Jesse James Garrett has a great new piece up on the Adaptive Path website describing the technology behind the newest generation of web applications. Instead of providing the standard click-and-wait approach to doing things on the web, companies like Google, Ludicorp, and Amazon are implementing apps built on a foundation of asynchronous communication, JavaScript, and XML (hence the nickname “Ajax”); the combination allows the apps to behave more like desktop applications, with fast response times (like being able to move a map around in real time) and a ton of activity on the client side (like autocompleting entries into text fields, or an entire interface implemented at the client like in Gmail). The idea is catching on enough to show up on personal sites, as well — for example, the search functions on Anil’s and Dunstan’s weblogs return results as you type.

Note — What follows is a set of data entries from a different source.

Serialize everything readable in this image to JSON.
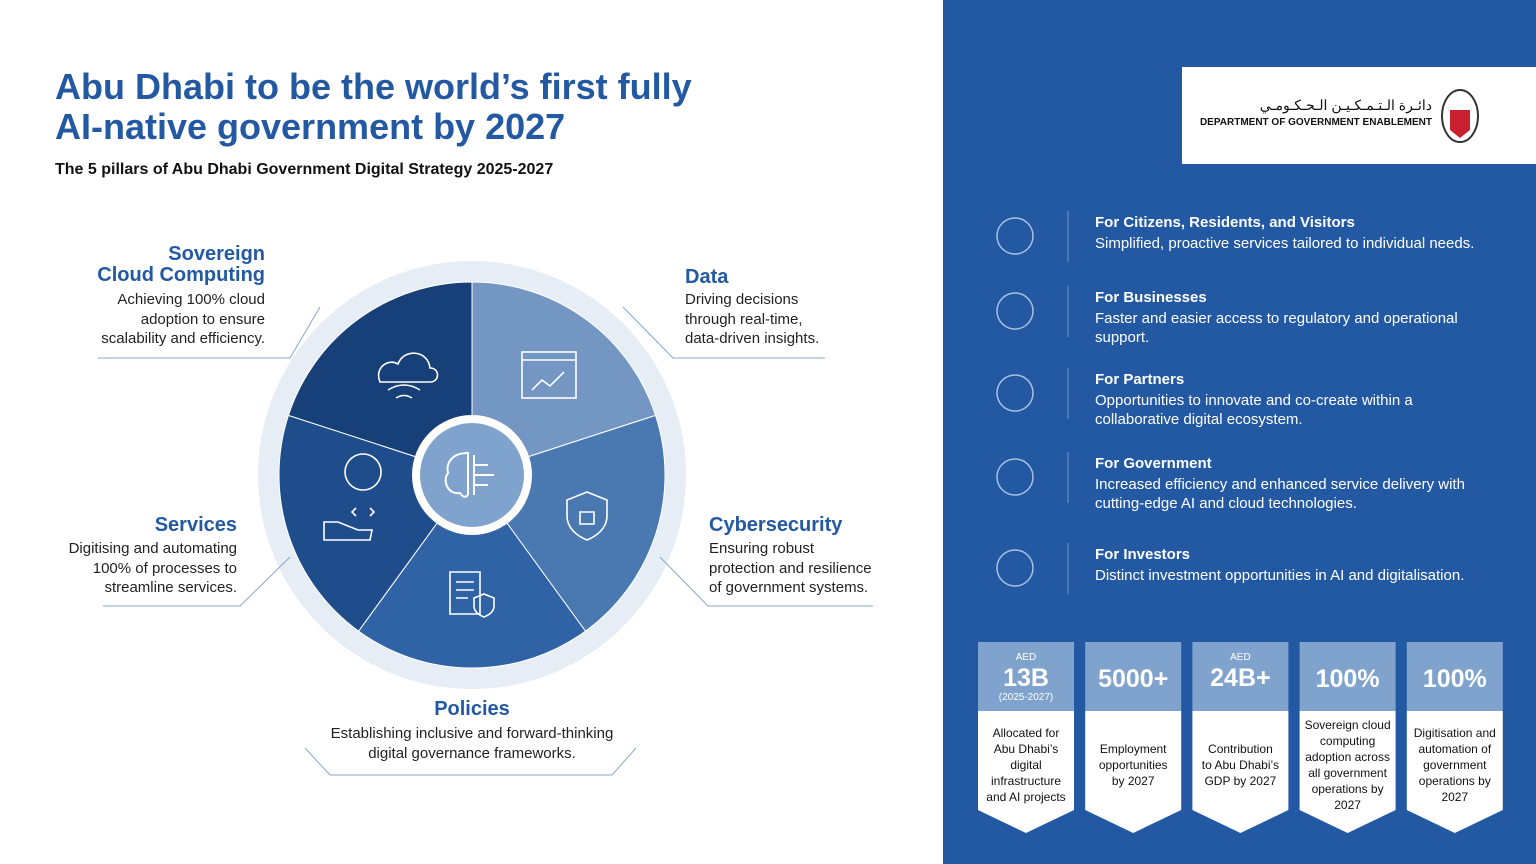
{
  "header": {
    "title_lines": [
      "Abu Dhabi to be the world’s first fully",
      "AI-native government by 2027"
    ],
    "subtitle": "The 5 pillars of Abu Dhabi Government Digital Strategy 2025-2027"
  },
  "pillars": [
    {
      "name": [
        "Sovereign",
        "Cloud Computing"
      ],
      "description": [
        "Achieving 100% cloud",
        "adoption to ensure",
        "scalability and efficiency."
      ]
    },
    {
      "name": [
        "Data"
      ],
      "description": [
        "Driving decisions",
        "through real-time,",
        "data-driven insights."
      ]
    },
    {
      "name": [
        "Cybersecurity"
      ],
      "description": [
        "Ensuring robust",
        "protection and resilience",
        "of government systems."
      ]
    },
    {
      "name": [
        "Policies"
      ],
      "description": [
        "Establishing inclusive and forward-thinking",
        "digital governance frameworks."
      ]
    },
    {
      "name": [
        "Services"
      ],
      "description": [
        "Digitising and automating",
        "100% of processes to",
        "streamline services."
      ]
    }
  ],
  "logo": {
    "arabic": "دائـرة الـتـمـكـيـن الـحـكـومـي",
    "english": "DEPARTMENT OF GOVERNMENT ENABLEMENT"
  },
  "audiences": [
    {
      "title": "For Citizens, Residents, and Visitors",
      "description": "Simplified, proactive services tailored to individual needs."
    },
    {
      "title": "For Businesses",
      "description": "Faster and easier access to regulatory and operational support."
    },
    {
      "title": "For Partners",
      "description": "Opportunities to innovate and co-create within a collaborative digital ecosystem."
    },
    {
      "title": "For Government",
      "description": "Increased efficiency and enhanced service delivery with cutting-edge AI and cloud technologies."
    },
    {
      "title": "For Investors",
      "description": "Distinct investment opportunities in AI and digitalisation."
    }
  ],
  "stats": [
    {
      "prefix": "AED",
      "value": "13B",
      "note": "(2025-2027)",
      "description": [
        "Allocated for",
        "Abu Dhabi’s",
        "digital",
        "infrastructure",
        "and AI projects"
      ]
    },
    {
      "value": "5000+",
      "description": [
        "Employment",
        "opportunities",
        "by 2027"
      ]
    },
    {
      "prefix": "AED",
      "value": "24B+",
      "description": [
        "Contribution",
        "to Abu Dhabi’s",
        "GDP by 2027"
      ]
    },
    {
      "value": "100%",
      "description": [
        "Sovereign cloud",
        "computing",
        "adoption across",
        "all government",
        "operations by",
        "2027"
      ]
    },
    {
      "value": "100%",
      "description": [
        "Digitisation and",
        "automation of",
        "government",
        "operations by",
        "2027"
      ]
    }
  ]
}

Jesse’s right — Ajax is a revolutionary step in the evolution of the web, and it’s certainly going to be fun watching how developers use it to create the kind of applications that make users stop noticing the difference between the web and the desktop. Google Maps and Gmail are already doing this; as soon as there’s an Ajax implementation that’s easy for the lone developer to install and use, the sky’s truly the limit.